Unblock Pop Ups In Safari -
Zoe watched with the detached horror of a nature documentary narrator. “Aunt Eloise,” she said slowly, “you know Safari has a built-in bouncer for these guys, right?”
From that day on, Eloise became an evangelist. She taught her book club. She lectured her postman. She even left a sticky note on her mother’s iMac: Also, delete any extension named “Free Coupons.” I love you. Don’t make me come over there. And the internet, while still a chaotic and wonderful mess, was finally quiet enough for her to hear herself think.

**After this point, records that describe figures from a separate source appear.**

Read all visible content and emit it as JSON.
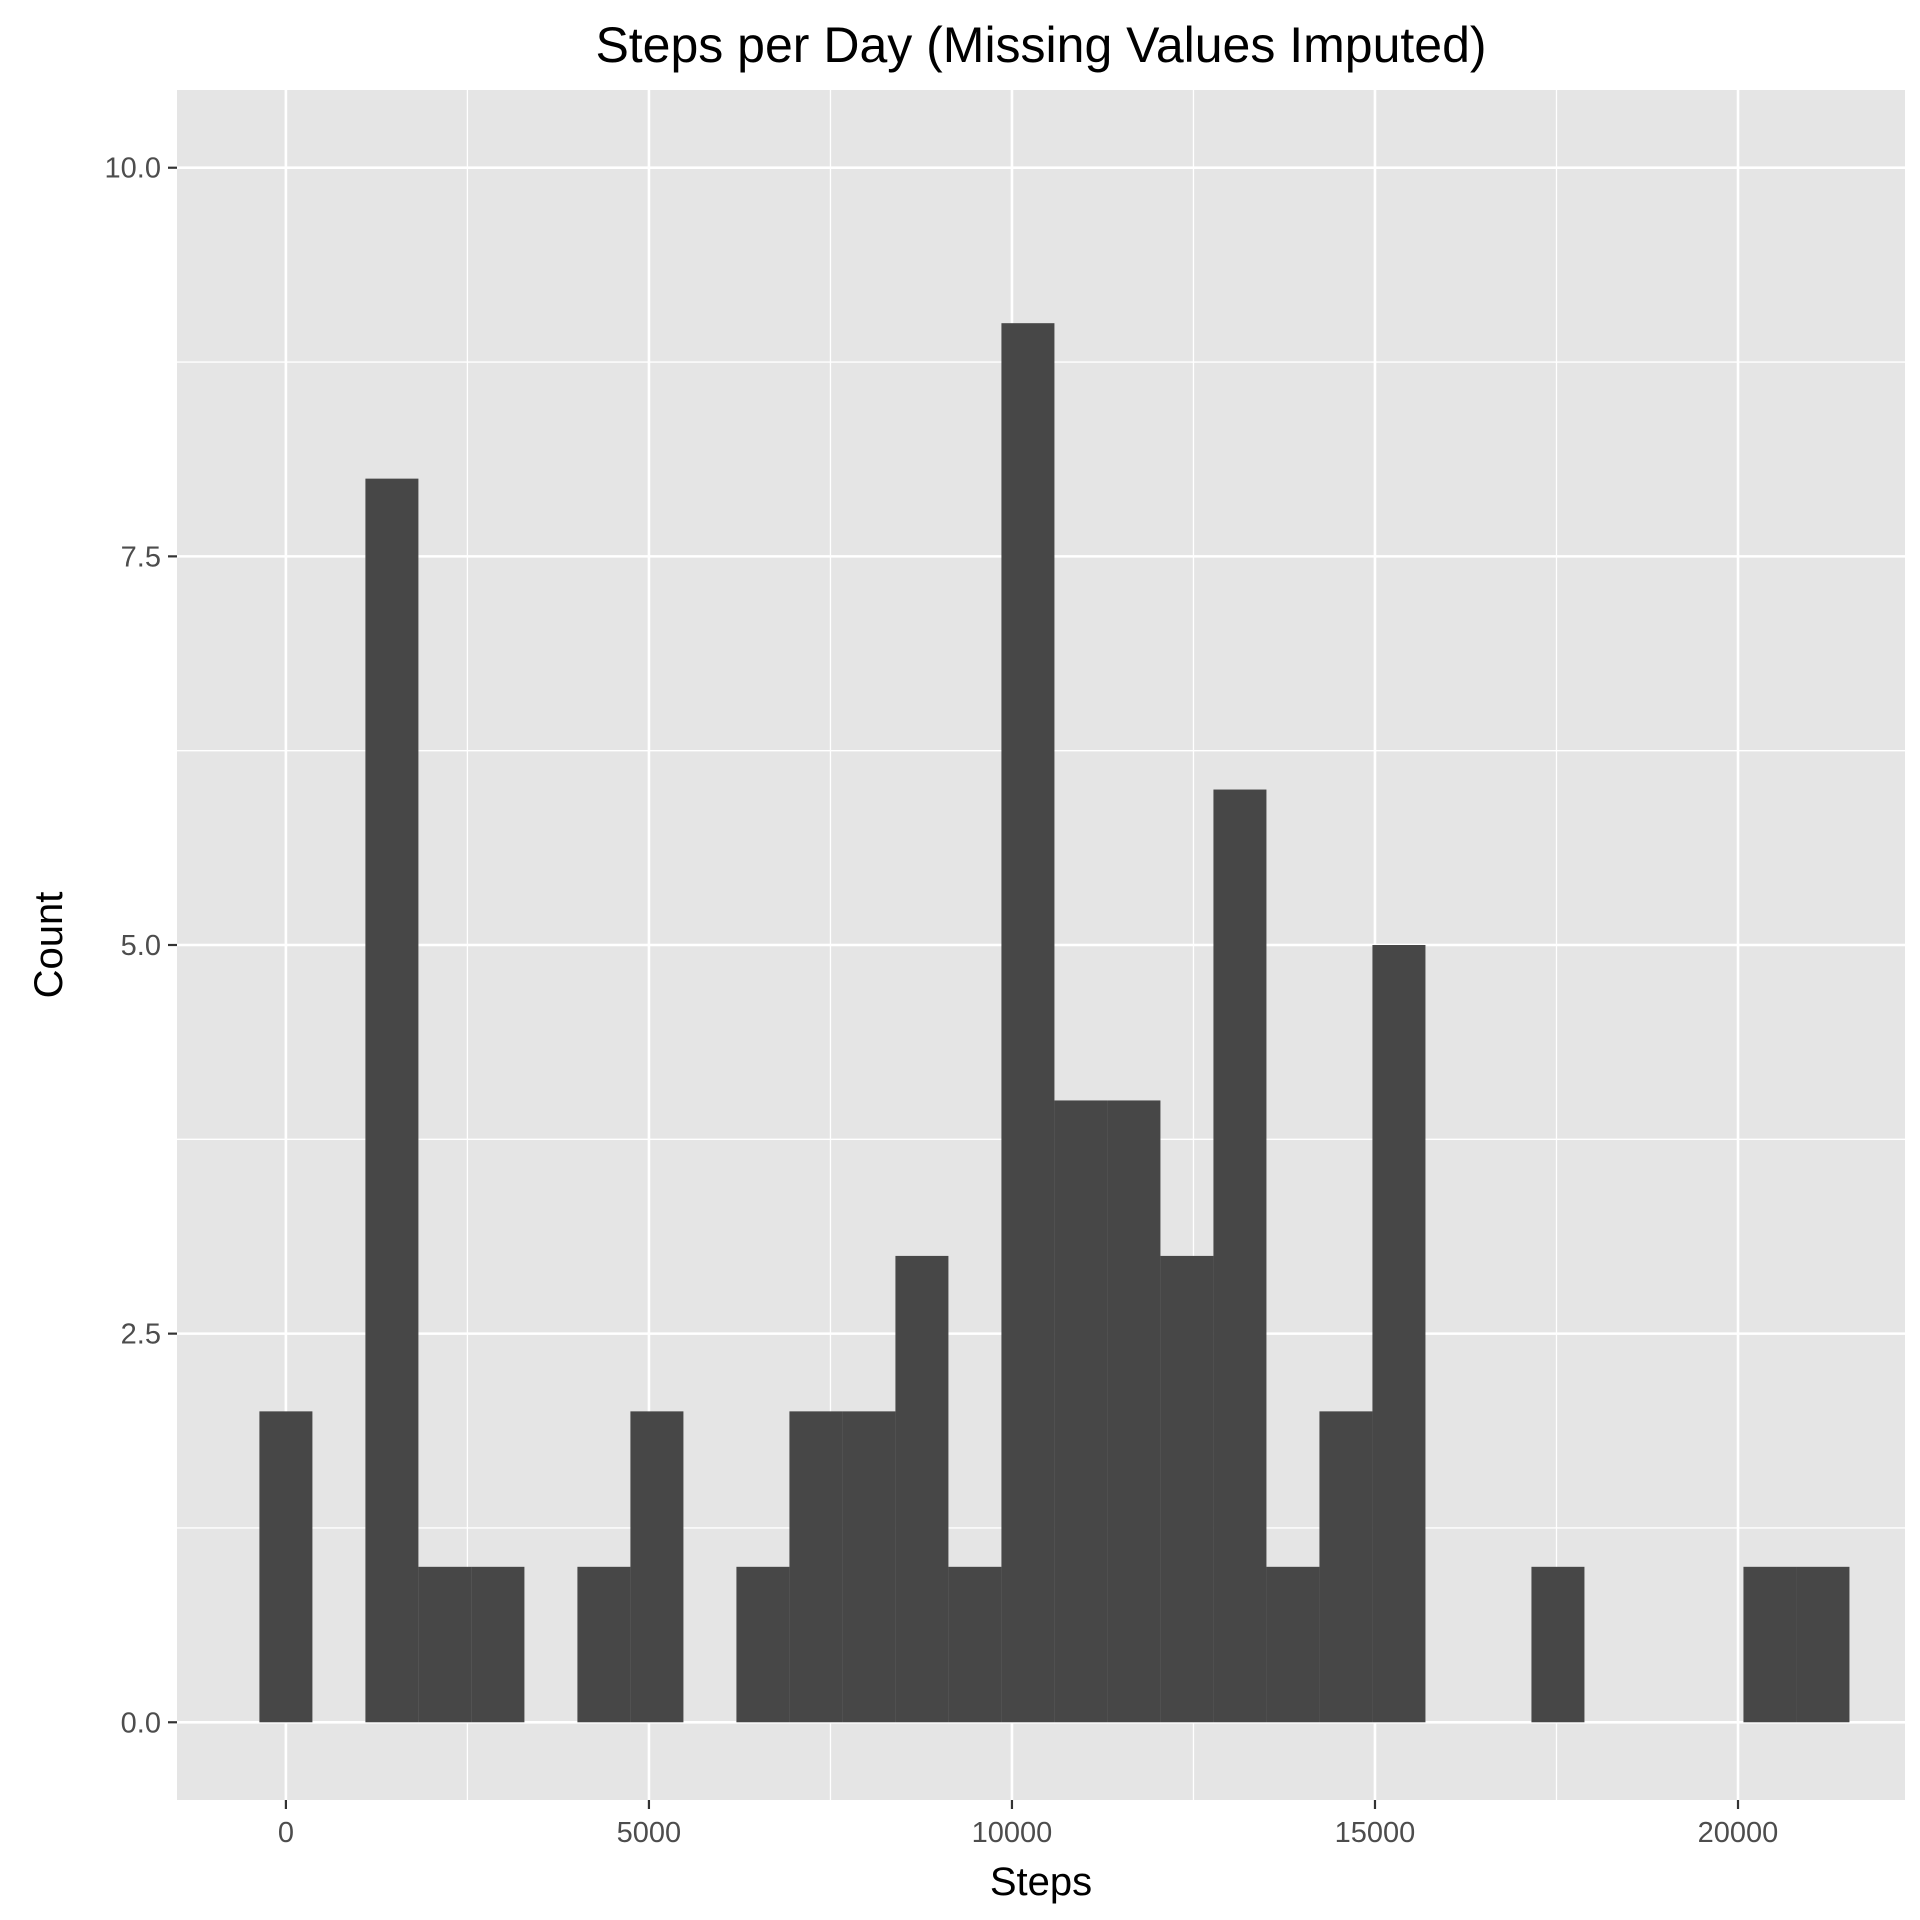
{
  "chart_data": {
    "type": "bar",
    "title": "Steps per Day (Missing Values Imputed)",
    "xlabel": "Steps",
    "ylabel": "Count",
    "xlim": [
      -1500,
      22300
    ],
    "ylim": [
      -0.5,
      10.5
    ],
    "x_ticks": [
      0,
      5000,
      10000,
      15000,
      20000
    ],
    "x_tick_labels": [
      "0",
      "5000",
      "10000",
      "15000",
      "20000"
    ],
    "y_ticks": [
      0,
      2.5,
      5,
      7.5,
      10
    ],
    "y_tick_labels": [
      "0.0",
      "2.5",
      "5.0",
      "7.5",
      "10.0"
    ],
    "grid": true,
    "panel_background": "#e5e5e5",
    "grid_color": "#ffffff",
    "bar_color": "#474747",
    "bins": [
      {
        "x0": -365,
        "x1": 365,
        "count": 2
      },
      {
        "x0": 365,
        "x1": 1095,
        "count": 0
      },
      {
        "x0": 1095,
        "x1": 1825,
        "count": 8
      },
      {
        "x0": 1825,
        "x1": 2555,
        "count": 1
      },
      {
        "x0": 2555,
        "x1": 3285,
        "count": 1
      },
      {
        "x0": 3285,
        "x1": 4015,
        "count": 0
      },
      {
        "x0": 4015,
        "x1": 4745,
        "count": 1
      },
      {
        "x0": 4745,
        "x1": 5475,
        "count": 2
      },
      {
        "x0": 5475,
        "x1": 6205,
        "count": 0
      },
      {
        "x0": 6205,
        "x1": 6935,
        "count": 1
      },
      {
        "x0": 6935,
        "x1": 7665,
        "count": 2
      },
      {
        "x0": 7665,
        "x1": 8395,
        "count": 2
      },
      {
        "x0": 8395,
        "x1": 9125,
        "count": 3
      },
      {
        "x0": 9125,
        "x1": 9855,
        "count": 1
      },
      {
        "x0": 9855,
        "x1": 10585,
        "count": 9
      },
      {
        "x0": 10585,
        "x1": 11315,
        "count": 4
      },
      {
        "x0": 11315,
        "x1": 12045,
        "count": 4
      },
      {
        "x0": 12045,
        "x1": 12775,
        "count": 3
      },
      {
        "x0": 12775,
        "x1": 13505,
        "count": 6
      },
      {
        "x0": 13505,
        "x1": 14235,
        "count": 1
      },
      {
        "x0": 14235,
        "x1": 14965,
        "count": 2
      },
      {
        "x0": 14965,
        "x1": 15695,
        "count": 5
      },
      {
        "x0": 15695,
        "x1": 16425,
        "count": 0
      },
      {
        "x0": 16425,
        "x1": 17155,
        "count": 0
      },
      {
        "x0": 17155,
        "x1": 17885,
        "count": 1
      },
      {
        "x0": 17885,
        "x1": 18615,
        "count": 0
      },
      {
        "x0": 18615,
        "x1": 19345,
        "count": 0
      },
      {
        "x0": 19345,
        "x1": 20075,
        "count": 0
      },
      {
        "x0": 20075,
        "x1": 20805,
        "count": 1
      },
      {
        "x0": 20805,
        "x1": 21535,
        "count": 1
      }
    ]
  }
}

“One more thing,” Zoe said, pulling up her phone. “This happens on your iPhone and iPad, too.” She opened Safari on her own iPhone, tapped the icon in the address bar, and scrolled down to Hide Distracting Items . “That’s for killing specific pop-ups or overlays that slip through. And on iOS, go to Settings > Safari > Block Pop-ups and make sure that toggle is green.” unblock pop ups in safari
Zoe clicked it. A drop-down menu appeared. She hovered over a word that made Eloise’s heart flutter: (or on older Macs, Preferences ).
Pop-ups were the poltergeists of the internet. And she had no idea how to exorcise them. Zoe watched with the detached horror of a
Zoe took the laptop with the authority of a bomb disposal expert. “Pop-ups aren’t magic. They’re just badly behaved windows. And Safari has a setting that’s like putting a steel door on your browser.” She opened Safari, then looked up at the top-left corner of the screen. “You see that word in the menu bar? ‘Safari’?”
With two clicks, Zoe uninstalled the shady PDF extension. Then, she went to the App Store and searched for a legendary, free, open-source extension called . “It’s not just for pop-ups,” she said. “It kills cookie banners, crypto-miners, and those ‘You’re the 1,000th visitor!’ garbage traps. It’s a ghost gun for the modern web.” She lectured her postman
Her Mac was fine. Her sanity was not.